Neoserica weyersi

Scientific classification
- Kingdom: Animalia
- Phylum: Arthropoda
- Class: Insecta
- Order: Coleoptera
- Suborder: Polyphaga
- Infraorder: Scarabaeiformia
- Family: Scarabaeidae
- Genus: Neoserica
- Species: N. weyersi
- Binomial name: Neoserica weyersi (Brenske, 1900)
- Synonyms: Autoserica weyersi Brenske, 1900;

= Neoserica weyersi =

- Genus: Neoserica
- Species: weyersi
- Authority: (Brenske, 1900)
- Synonyms: Autoserica weyersi Brenske, 1900

Species of beetle

Neoserica weyersi is a species of beetle of the family Scarabaeidae.

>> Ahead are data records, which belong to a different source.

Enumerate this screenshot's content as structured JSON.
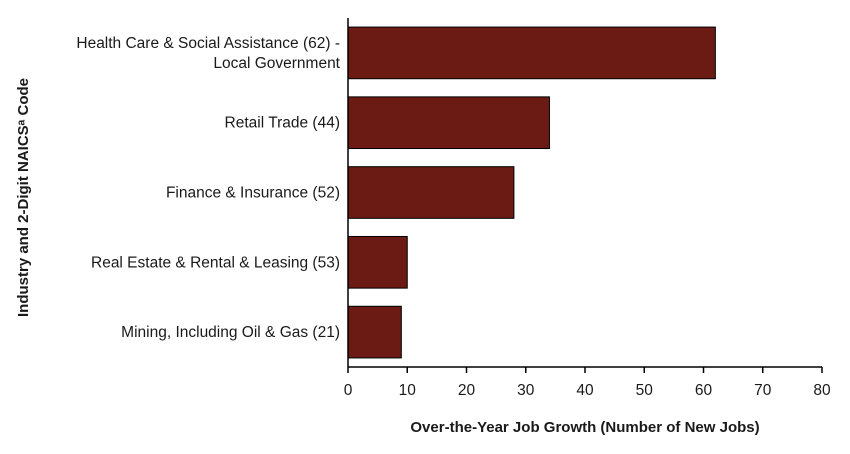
{
  "chart_data": {
    "type": "bar",
    "orientation": "horizontal",
    "categories": [
      [
        "Health Care & Social Assistance (62) -",
        "Local Government"
      ],
      [
        "Retail Trade (44)"
      ],
      [
        "Finance & Insurance (52)"
      ],
      [
        "Real Estate & Rental & Leasing (53)"
      ],
      [
        "Mining, Including Oil & Gas (21)"
      ]
    ],
    "values": [
      62,
      34,
      28,
      10,
      9
    ],
    "xlabel": "Over-the-Year Job Growth (Number of New Jobs)",
    "ylabel": "Industry and 2-Digit NAICSᵃ Code",
    "xlim": [
      0,
      80
    ],
    "xticks": [
      0,
      10,
      20,
      30,
      40,
      50,
      60,
      70,
      80
    ],
    "grid": false,
    "bar_color": "#6b1a14",
    "bar_edge_color": "#000000"
  }
}
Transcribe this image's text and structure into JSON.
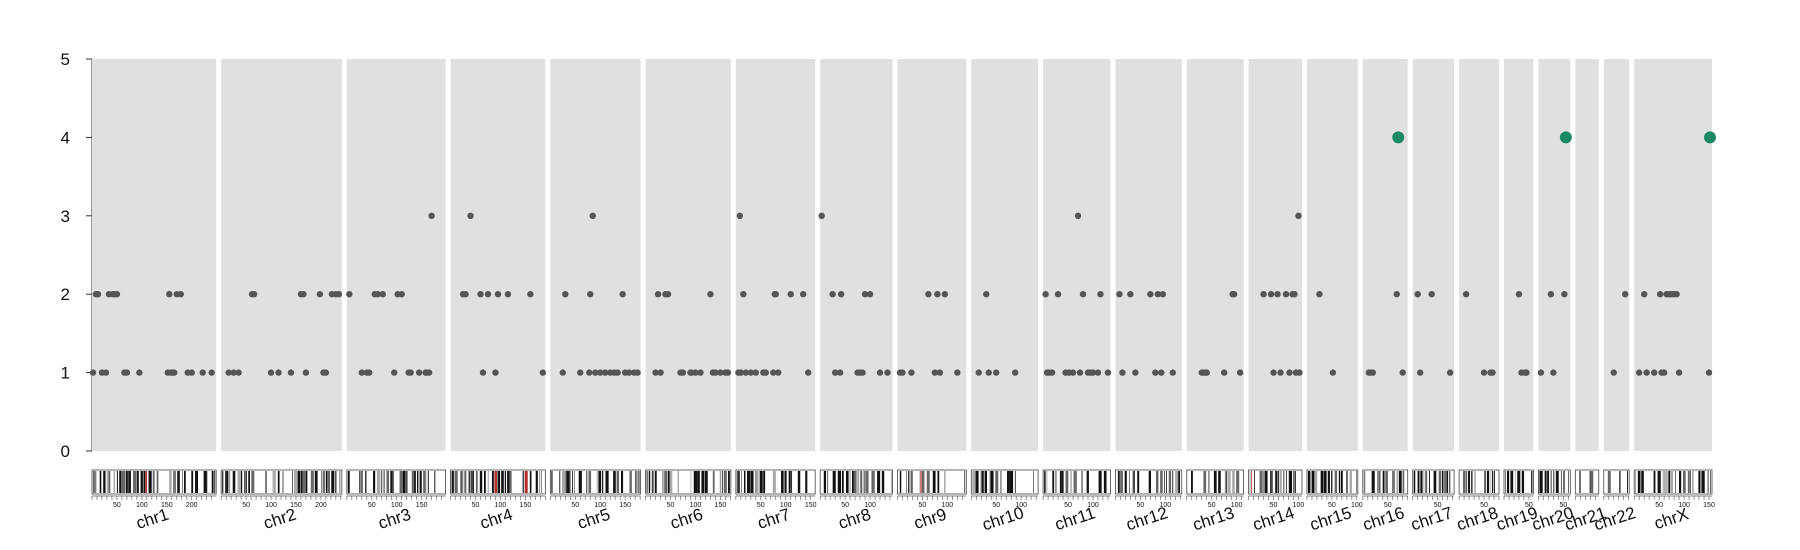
{
  "chart_data": {
    "type": "scatter",
    "title": "",
    "xlabel": "",
    "ylabel": "",
    "ylim": [
      0,
      5
    ],
    "yticks": [
      0,
      1,
      2,
      3,
      4,
      5
    ],
    "grid": false,
    "legend": "none",
    "colors": {
      "panel": "#e0e0e0",
      "point": "#555555",
      "highlight": "#1b8a64"
    },
    "chromosomes": [
      {
        "name": "chr1",
        "length_mb": 249,
        "ticks": [
          50,
          100,
          150,
          200
        ],
        "points": [
          [
            2,
            1
          ],
          [
            8,
            2
          ],
          [
            12,
            2
          ],
          [
            20,
            1
          ],
          [
            28,
            1
          ],
          [
            34,
            2
          ],
          [
            42,
            2
          ],
          [
            45,
            2
          ],
          [
            50,
            2
          ],
          [
            65,
            1
          ],
          [
            70,
            1
          ],
          [
            95,
            1
          ],
          [
            152,
            1
          ],
          [
            155,
            2
          ],
          [
            158,
            1
          ],
          [
            162,
            1
          ],
          [
            165,
            1
          ],
          [
            170,
            2
          ],
          [
            178,
            2
          ],
          [
            192,
            1
          ],
          [
            200,
            1
          ],
          [
            222,
            1
          ],
          [
            240,
            1
          ]
        ]
      },
      {
        "name": "chr2",
        "length_mb": 242,
        "ticks": [
          50,
          100,
          150,
          200
        ],
        "points": [
          [
            15,
            1
          ],
          [
            25,
            1
          ],
          [
            35,
            1
          ],
          [
            62,
            2
          ],
          [
            66,
            2
          ],
          [
            100,
            1
          ],
          [
            115,
            1
          ],
          [
            140,
            1
          ],
          [
            160,
            2
          ],
          [
            165,
            2
          ],
          [
            170,
            1
          ],
          [
            198,
            2
          ],
          [
            205,
            1
          ],
          [
            210,
            1
          ],
          [
            222,
            2
          ],
          [
            230,
            2
          ],
          [
            236,
            2
          ]
        ]
      },
      {
        "name": "chr3",
        "length_mb": 198,
        "ticks": [
          50,
          100,
          150
        ],
        "points": [
          [
            5,
            2
          ],
          [
            30,
            1
          ],
          [
            40,
            1
          ],
          [
            45,
            1
          ],
          [
            56,
            2
          ],
          [
            62,
            2
          ],
          [
            72,
            2
          ],
          [
            95,
            1
          ],
          [
            102,
            2
          ],
          [
            110,
            2
          ],
          [
            124,
            1
          ],
          [
            128,
            1
          ],
          [
            145,
            1
          ],
          [
            158,
            1
          ],
          [
            160,
            1
          ],
          [
            165,
            1
          ],
          [
            170,
            3
          ]
        ]
      },
      {
        "name": "chr4",
        "length_mb": 190,
        "ticks": [
          50,
          100,
          150
        ],
        "points": [
          [
            25,
            2
          ],
          [
            30,
            2
          ],
          [
            40,
            3
          ],
          [
            60,
            2
          ],
          [
            65,
            1
          ],
          [
            75,
            2
          ],
          [
            90,
            1
          ],
          [
            95,
            2
          ],
          [
            115,
            2
          ],
          [
            160,
            2
          ],
          [
            185,
            1
          ]
        ]
      },
      {
        "name": "chr5",
        "length_mb": 181,
        "ticks": [
          50,
          100,
          150
        ],
        "points": [
          [
            25,
            1
          ],
          [
            30,
            2
          ],
          [
            60,
            1
          ],
          [
            78,
            1
          ],
          [
            80,
            2
          ],
          [
            85,
            3
          ],
          [
            90,
            1
          ],
          [
            100,
            1
          ],
          [
            110,
            1
          ],
          [
            120,
            1
          ],
          [
            128,
            1
          ],
          [
            135,
            1
          ],
          [
            145,
            2
          ],
          [
            150,
            1
          ],
          [
            158,
            1
          ],
          [
            168,
            1
          ],
          [
            175,
            1
          ]
        ]
      },
      {
        "name": "chr6",
        "length_mb": 171,
        "ticks": [
          50,
          100,
          150
        ],
        "points": [
          [
            20,
            1
          ],
          [
            25,
            2
          ],
          [
            30,
            1
          ],
          [
            40,
            2
          ],
          [
            45,
            2
          ],
          [
            70,
            1
          ],
          [
            75,
            1
          ],
          [
            90,
            1
          ],
          [
            92,
            1
          ],
          [
            100,
            1
          ],
          [
            110,
            1
          ],
          [
            130,
            2
          ],
          [
            135,
            1
          ],
          [
            140,
            1
          ],
          [
            150,
            1
          ],
          [
            160,
            1
          ],
          [
            165,
            1
          ]
        ]
      },
      {
        "name": "chr7",
        "length_mb": 159,
        "ticks": [
          50,
          100,
          150
        ],
        "points": [
          [
            5,
            1
          ],
          [
            8,
            3
          ],
          [
            10,
            1
          ],
          [
            15,
            2
          ],
          [
            20,
            1
          ],
          [
            30,
            1
          ],
          [
            40,
            1
          ],
          [
            55,
            1
          ],
          [
            60,
            1
          ],
          [
            75,
            1
          ],
          [
            78,
            2
          ],
          [
            80,
            2
          ],
          [
            85,
            1
          ],
          [
            110,
            2
          ],
          [
            135,
            2
          ],
          [
            145,
            1
          ]
        ]
      },
      {
        "name": "chr8",
        "length_mb": 145,
        "ticks": [
          50,
          100
        ],
        "points": [
          [
            3,
            3
          ],
          [
            25,
            2
          ],
          [
            30,
            1
          ],
          [
            40,
            1
          ],
          [
            42,
            2
          ],
          [
            75,
            1
          ],
          [
            80,
            1
          ],
          [
            85,
            1
          ],
          [
            90,
            2
          ],
          [
            100,
            2
          ],
          [
            120,
            1
          ],
          [
            135,
            1
          ]
        ]
      },
      {
        "name": "chr9",
        "length_mb": 138,
        "ticks": [
          50,
          100
        ],
        "points": [
          [
            5,
            1
          ],
          [
            10,
            1
          ],
          [
            28,
            1
          ],
          [
            62,
            2
          ],
          [
            75,
            1
          ],
          [
            80,
            2
          ],
          [
            85,
            1
          ],
          [
            95,
            2
          ],
          [
            120,
            1
          ]
        ]
      },
      {
        "name": "chr10",
        "length_mb": 134,
        "ticks": [
          50,
          100
        ],
        "points": [
          [
            15,
            1
          ],
          [
            30,
            2
          ],
          [
            35,
            1
          ],
          [
            50,
            1
          ],
          [
            88,
            1
          ]
        ]
      },
      {
        "name": "chr11",
        "length_mb": 135,
        "ticks": [
          50,
          100
        ],
        "points": [
          [
            5,
            2
          ],
          [
            8,
            1
          ],
          [
            12,
            1
          ],
          [
            18,
            1
          ],
          [
            30,
            2
          ],
          [
            45,
            1
          ],
          [
            52,
            1
          ],
          [
            60,
            1
          ],
          [
            70,
            3
          ],
          [
            74,
            1
          ],
          [
            80,
            2
          ],
          [
            90,
            1
          ],
          [
            95,
            1
          ],
          [
            100,
            1
          ],
          [
            110,
            1
          ],
          [
            115,
            2
          ],
          [
            130,
            1
          ]
        ]
      },
      {
        "name": "chr12",
        "length_mb": 133,
        "ticks": [
          50,
          100
        ],
        "points": [
          [
            8,
            2
          ],
          [
            14,
            1
          ],
          [
            30,
            2
          ],
          [
            40,
            1
          ],
          [
            70,
            2
          ],
          [
            80,
            1
          ],
          [
            85,
            2
          ],
          [
            92,
            1
          ],
          [
            95,
            2
          ],
          [
            115,
            1
          ]
        ]
      },
      {
        "name": "chr13",
        "length_mb": 114,
        "ticks": [
          50,
          100
        ],
        "points": [
          [
            30,
            1
          ],
          [
            33,
            1
          ],
          [
            37,
            1
          ],
          [
            40,
            1
          ],
          [
            75,
            1
          ],
          [
            92,
            2
          ],
          [
            95,
            2
          ],
          [
            107,
            1
          ]
        ]
      },
      {
        "name": "chr14",
        "length_mb": 107,
        "ticks": [
          50,
          100
        ],
        "points": [
          [
            30,
            2
          ],
          [
            45,
            2
          ],
          [
            50,
            1
          ],
          [
            58,
            2
          ],
          [
            64,
            1
          ],
          [
            75,
            2
          ],
          [
            82,
            1
          ],
          [
            88,
            2
          ],
          [
            92,
            2
          ],
          [
            95,
            1
          ],
          [
            100,
            3
          ],
          [
            102,
            1
          ]
        ]
      },
      {
        "name": "chr15",
        "length_mb": 102,
        "ticks": [
          50,
          100
        ],
        "points": [
          [
            25,
            2
          ],
          [
            52,
            1
          ]
        ]
      },
      {
        "name": "chr16",
        "length_mb": 90,
        "ticks": [
          50
        ],
        "points": [
          [
            12,
            1
          ],
          [
            15,
            1
          ],
          [
            20,
            1
          ],
          [
            68,
            2
          ],
          [
            71,
            4
          ],
          [
            80,
            1
          ]
        ]
      },
      {
        "name": "chr17",
        "length_mb": 83,
        "ticks": [
          50
        ],
        "points": [
          [
            10,
            2
          ],
          [
            15,
            1
          ],
          [
            38,
            2
          ],
          [
            75,
            1
          ]
        ]
      },
      {
        "name": "chr18",
        "length_mb": 80,
        "ticks": [
          50
        ],
        "points": [
          [
            14,
            2
          ],
          [
            50,
            1
          ],
          [
            63,
            1
          ],
          [
            67,
            1
          ]
        ]
      },
      {
        "name": "chr19",
        "length_mb": 59,
        "ticks": [
          50
        ],
        "points": [
          [
            30,
            2
          ],
          [
            35,
            1
          ],
          [
            42,
            1
          ],
          [
            45,
            1
          ]
        ]
      },
      {
        "name": "chr20",
        "length_mb": 64,
        "ticks": [
          50
        ],
        "points": [
          [
            5,
            1
          ],
          [
            25,
            2
          ],
          [
            30,
            1
          ],
          [
            52,
            2
          ],
          [
            55,
            4
          ]
        ]
      },
      {
        "name": "chr21",
        "length_mb": 47,
        "ticks": [],
        "points": []
      },
      {
        "name": "chr22",
        "length_mb": 51,
        "ticks": [],
        "points": [
          [
            20,
            1
          ],
          [
            43,
            2
          ]
        ]
      },
      {
        "name": "chrX",
        "length_mb": 156,
        "ticks": [
          50,
          100,
          150
        ],
        "points": [
          [
            10,
            1
          ],
          [
            20,
            2
          ],
          [
            25,
            1
          ],
          [
            40,
            1
          ],
          [
            52,
            2
          ],
          [
            55,
            1
          ],
          [
            60,
            1
          ],
          [
            65,
            2
          ],
          [
            70,
            2
          ],
          [
            75,
            2
          ],
          [
            80,
            2
          ],
          [
            85,
            2
          ],
          [
            90,
            1
          ],
          [
            150,
            1
          ],
          [
            152,
            4
          ]
        ]
      }
    ]
  }
}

It is found in Indonesia (Sumatra).

==Description==
Adults reach a length of about 10–11 mm. They are dull, very dark brown, with or without a faint opalescent sheen. The tomentum of the frons is sharply defined at the suture. The pronotum is short, slightly projecting anteriorly in the middle, the sides gradually rounded posteriorly and the surface finely punctate. The elytra are punctate in rows, with the intervals broad, weakly convex and widely punctate.